Waarom zijn deze gegevens zo boeiend? Omdat er bijbelstheologisch iets fundamenteels over de schepping wordt uitgedrukt. Schepping is in de bijbel geen zelfstandig thema. Telkens wordt er van de Schepper gesproken in verband met iets anders, iets actueels, iets dat de geschiedenis van JHWH met zijn volk, van God en zijn mensen betreft: 'Onze hulp is van JHWH, die hemel en aarde gemaakt heeft'. Men kan het parafraseren met: Hij heeft hemel en aarde geschapen om effectief onze hulp te kunnen zijn. De schepping heeft een bedoeling, een `résjiet', zegt de Midrasj.

In overeenstemming daarmee spreekt Karl Barth over de schepping als 'äussere Grund des Bandes' (KD III/I, 103vv.). De schepping is er ter wille van het verbond.

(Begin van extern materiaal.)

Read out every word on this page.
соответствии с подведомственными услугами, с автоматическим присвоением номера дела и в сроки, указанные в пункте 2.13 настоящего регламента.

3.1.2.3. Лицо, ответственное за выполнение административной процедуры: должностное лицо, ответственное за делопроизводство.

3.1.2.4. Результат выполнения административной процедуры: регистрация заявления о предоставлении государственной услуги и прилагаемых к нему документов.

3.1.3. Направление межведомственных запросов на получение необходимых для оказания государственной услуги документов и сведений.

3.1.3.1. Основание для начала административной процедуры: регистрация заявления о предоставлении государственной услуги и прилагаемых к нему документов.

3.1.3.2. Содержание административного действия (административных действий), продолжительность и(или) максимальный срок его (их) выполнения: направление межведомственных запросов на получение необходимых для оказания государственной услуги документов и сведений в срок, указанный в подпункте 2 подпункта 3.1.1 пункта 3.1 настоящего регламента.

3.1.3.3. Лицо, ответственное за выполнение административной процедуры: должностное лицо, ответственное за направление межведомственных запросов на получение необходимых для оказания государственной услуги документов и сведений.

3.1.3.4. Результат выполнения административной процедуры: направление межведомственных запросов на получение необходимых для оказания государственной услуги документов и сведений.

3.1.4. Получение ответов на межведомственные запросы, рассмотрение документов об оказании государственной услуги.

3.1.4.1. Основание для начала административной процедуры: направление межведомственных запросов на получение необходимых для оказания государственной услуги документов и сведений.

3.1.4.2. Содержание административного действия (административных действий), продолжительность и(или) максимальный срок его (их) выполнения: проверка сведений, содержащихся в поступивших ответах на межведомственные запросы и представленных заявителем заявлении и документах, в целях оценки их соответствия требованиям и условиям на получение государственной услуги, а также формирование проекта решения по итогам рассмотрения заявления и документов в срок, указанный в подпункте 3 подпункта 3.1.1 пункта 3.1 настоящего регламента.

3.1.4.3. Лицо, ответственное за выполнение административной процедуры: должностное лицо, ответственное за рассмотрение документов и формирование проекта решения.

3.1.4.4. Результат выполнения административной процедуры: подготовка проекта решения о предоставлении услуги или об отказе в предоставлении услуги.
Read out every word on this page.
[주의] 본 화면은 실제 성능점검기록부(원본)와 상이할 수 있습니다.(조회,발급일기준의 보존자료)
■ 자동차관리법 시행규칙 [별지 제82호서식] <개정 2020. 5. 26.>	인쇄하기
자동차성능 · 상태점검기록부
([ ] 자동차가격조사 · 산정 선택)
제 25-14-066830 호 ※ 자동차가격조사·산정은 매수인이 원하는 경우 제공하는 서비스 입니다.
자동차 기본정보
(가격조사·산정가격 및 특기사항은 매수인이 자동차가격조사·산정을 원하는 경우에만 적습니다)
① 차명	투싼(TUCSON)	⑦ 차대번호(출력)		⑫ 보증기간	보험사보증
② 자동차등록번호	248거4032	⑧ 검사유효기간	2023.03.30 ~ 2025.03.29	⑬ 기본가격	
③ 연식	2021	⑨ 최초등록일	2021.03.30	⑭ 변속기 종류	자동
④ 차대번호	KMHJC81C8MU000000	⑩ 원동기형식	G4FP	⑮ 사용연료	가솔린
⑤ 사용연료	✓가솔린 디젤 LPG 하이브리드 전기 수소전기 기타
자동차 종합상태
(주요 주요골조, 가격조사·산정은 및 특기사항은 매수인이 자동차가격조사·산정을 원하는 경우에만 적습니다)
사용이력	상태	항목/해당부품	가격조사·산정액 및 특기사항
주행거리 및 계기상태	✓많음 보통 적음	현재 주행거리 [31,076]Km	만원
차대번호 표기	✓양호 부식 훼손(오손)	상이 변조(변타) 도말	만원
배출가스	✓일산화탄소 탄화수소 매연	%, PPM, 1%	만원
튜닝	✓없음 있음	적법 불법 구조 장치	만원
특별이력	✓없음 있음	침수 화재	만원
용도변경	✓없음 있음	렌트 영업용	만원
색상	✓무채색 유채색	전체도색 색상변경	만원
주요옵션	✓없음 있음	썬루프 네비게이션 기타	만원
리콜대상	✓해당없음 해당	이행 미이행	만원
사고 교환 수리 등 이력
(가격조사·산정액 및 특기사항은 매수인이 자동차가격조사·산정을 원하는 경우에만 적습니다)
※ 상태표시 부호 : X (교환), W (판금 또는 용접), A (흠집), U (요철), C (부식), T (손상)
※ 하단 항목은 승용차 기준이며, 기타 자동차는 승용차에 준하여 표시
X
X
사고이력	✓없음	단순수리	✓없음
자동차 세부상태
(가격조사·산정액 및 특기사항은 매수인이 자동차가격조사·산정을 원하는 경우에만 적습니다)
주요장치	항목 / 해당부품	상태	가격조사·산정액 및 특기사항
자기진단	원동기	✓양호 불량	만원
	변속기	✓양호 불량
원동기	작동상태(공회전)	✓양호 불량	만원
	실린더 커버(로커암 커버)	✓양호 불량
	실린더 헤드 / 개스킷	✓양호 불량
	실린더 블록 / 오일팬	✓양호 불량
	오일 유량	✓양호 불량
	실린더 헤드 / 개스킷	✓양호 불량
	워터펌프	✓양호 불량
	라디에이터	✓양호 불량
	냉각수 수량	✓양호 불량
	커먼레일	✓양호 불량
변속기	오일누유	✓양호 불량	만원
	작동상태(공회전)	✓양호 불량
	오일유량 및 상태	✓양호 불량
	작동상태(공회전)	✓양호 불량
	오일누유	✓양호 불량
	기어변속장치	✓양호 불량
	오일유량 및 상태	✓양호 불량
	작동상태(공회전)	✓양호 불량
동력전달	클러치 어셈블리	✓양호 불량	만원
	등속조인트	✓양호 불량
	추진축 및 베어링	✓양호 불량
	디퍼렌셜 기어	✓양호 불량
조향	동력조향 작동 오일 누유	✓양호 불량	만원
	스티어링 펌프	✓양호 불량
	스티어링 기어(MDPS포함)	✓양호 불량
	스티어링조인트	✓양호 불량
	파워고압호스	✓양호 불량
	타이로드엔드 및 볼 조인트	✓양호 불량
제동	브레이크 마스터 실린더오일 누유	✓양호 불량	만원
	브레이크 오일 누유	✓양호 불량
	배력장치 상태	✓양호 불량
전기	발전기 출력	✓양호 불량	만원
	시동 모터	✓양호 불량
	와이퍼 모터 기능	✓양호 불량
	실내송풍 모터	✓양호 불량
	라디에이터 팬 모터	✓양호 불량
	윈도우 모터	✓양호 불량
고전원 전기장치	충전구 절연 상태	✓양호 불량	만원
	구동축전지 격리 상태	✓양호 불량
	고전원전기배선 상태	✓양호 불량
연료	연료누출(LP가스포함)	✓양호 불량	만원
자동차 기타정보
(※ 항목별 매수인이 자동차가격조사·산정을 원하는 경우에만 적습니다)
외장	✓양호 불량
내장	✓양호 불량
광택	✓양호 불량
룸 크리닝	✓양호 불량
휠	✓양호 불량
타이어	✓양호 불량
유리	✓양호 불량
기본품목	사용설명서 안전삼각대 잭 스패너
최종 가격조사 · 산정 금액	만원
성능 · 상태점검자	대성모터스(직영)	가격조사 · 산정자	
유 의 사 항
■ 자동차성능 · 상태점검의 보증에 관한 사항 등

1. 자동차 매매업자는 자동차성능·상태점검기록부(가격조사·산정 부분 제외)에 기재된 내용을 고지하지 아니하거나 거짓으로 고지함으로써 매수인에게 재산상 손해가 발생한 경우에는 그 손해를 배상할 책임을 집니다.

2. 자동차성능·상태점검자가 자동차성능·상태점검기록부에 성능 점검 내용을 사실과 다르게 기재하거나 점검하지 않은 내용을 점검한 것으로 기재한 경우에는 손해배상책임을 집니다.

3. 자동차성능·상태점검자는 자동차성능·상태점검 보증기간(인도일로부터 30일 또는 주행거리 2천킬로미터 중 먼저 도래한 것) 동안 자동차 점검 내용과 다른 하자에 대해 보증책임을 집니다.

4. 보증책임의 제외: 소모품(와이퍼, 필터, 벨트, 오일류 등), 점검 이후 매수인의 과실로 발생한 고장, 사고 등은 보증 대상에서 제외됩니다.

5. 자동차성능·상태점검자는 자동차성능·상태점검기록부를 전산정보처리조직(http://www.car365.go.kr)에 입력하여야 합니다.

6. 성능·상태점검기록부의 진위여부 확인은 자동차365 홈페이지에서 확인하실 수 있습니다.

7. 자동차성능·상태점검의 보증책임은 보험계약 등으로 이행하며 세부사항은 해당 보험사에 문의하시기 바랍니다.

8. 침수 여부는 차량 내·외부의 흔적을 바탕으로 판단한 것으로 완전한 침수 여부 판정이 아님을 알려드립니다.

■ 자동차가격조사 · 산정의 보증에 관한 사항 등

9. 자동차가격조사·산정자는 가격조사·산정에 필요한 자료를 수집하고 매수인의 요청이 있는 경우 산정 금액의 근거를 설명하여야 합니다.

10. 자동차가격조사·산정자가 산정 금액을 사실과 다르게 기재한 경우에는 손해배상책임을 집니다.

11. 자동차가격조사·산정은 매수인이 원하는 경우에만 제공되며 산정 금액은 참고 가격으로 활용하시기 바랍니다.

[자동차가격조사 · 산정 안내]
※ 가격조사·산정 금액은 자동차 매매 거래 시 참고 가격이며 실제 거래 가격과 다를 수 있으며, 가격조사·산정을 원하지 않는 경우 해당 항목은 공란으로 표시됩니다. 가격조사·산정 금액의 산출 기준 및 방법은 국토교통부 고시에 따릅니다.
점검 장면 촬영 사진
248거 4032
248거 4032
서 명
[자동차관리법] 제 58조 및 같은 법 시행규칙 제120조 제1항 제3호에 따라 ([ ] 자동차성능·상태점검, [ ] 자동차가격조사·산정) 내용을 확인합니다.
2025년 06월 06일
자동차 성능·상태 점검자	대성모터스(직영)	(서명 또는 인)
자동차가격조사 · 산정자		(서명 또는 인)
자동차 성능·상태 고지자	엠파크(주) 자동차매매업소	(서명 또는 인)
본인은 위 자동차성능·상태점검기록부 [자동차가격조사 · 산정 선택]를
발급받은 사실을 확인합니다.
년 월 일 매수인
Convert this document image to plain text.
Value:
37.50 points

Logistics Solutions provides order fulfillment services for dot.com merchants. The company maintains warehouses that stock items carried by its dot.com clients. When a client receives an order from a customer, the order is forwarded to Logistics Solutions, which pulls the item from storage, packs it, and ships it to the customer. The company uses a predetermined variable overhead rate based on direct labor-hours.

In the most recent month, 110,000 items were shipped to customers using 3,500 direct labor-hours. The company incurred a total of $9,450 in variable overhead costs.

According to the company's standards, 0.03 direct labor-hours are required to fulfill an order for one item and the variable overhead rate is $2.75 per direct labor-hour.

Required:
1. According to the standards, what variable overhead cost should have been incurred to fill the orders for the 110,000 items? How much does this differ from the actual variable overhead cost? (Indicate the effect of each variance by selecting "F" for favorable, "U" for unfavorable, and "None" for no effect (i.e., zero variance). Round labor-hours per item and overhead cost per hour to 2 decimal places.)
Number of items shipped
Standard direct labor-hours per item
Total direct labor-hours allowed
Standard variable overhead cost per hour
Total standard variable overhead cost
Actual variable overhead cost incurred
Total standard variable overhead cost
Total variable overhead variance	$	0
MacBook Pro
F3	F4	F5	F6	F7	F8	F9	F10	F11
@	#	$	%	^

Bij Miskotte behoort het thema schepping thuis in het kader van het `tegoed' van het Oude Testament. In het Nieuwe Testament blijft het scheppen van God de vanzelfsprekende achtergrond van de prediking, maar het verschijnt slechts aan de rand. Juist zo hebben de Apostolische Geschriften een hoofdlijn van TeNaK 'doorgetrokken en vastgehouden, nl. dat het geloof in de Schepper een conclusie is uit de daden Gods die op het erf des verbonds openbaar zijn geworden'. Geeft Miskotte daarmee ook niet de suggestie om bijbelstheologisch niet bij het eerste verhaal van de bijbel te beginnen, maar om dat grote en enige scheppingsverhaal bij wijze van spreken als 'conclusie' te lezen?

Recensie

door Tsenne Kikke
Uitgangspunt van het boek is dat de eerste bladzijden van de Bijbel pas zijn te begrijpen vanuit het geheel. Karel Deurloo volgt dan ook 'het spoor terug'. In deze tijd worden er steeds meer inzichten ontwikkeld in het ontstaan van het heelal, de aarde en de gestage ontwikkeling van het leven. De auteur reikt de gelovige lezer een uitdaging aan om zijn kennis van die ontwikkelingen in balans te houden met het Bijbels vertrouwen op God als de bron van ons bestaan.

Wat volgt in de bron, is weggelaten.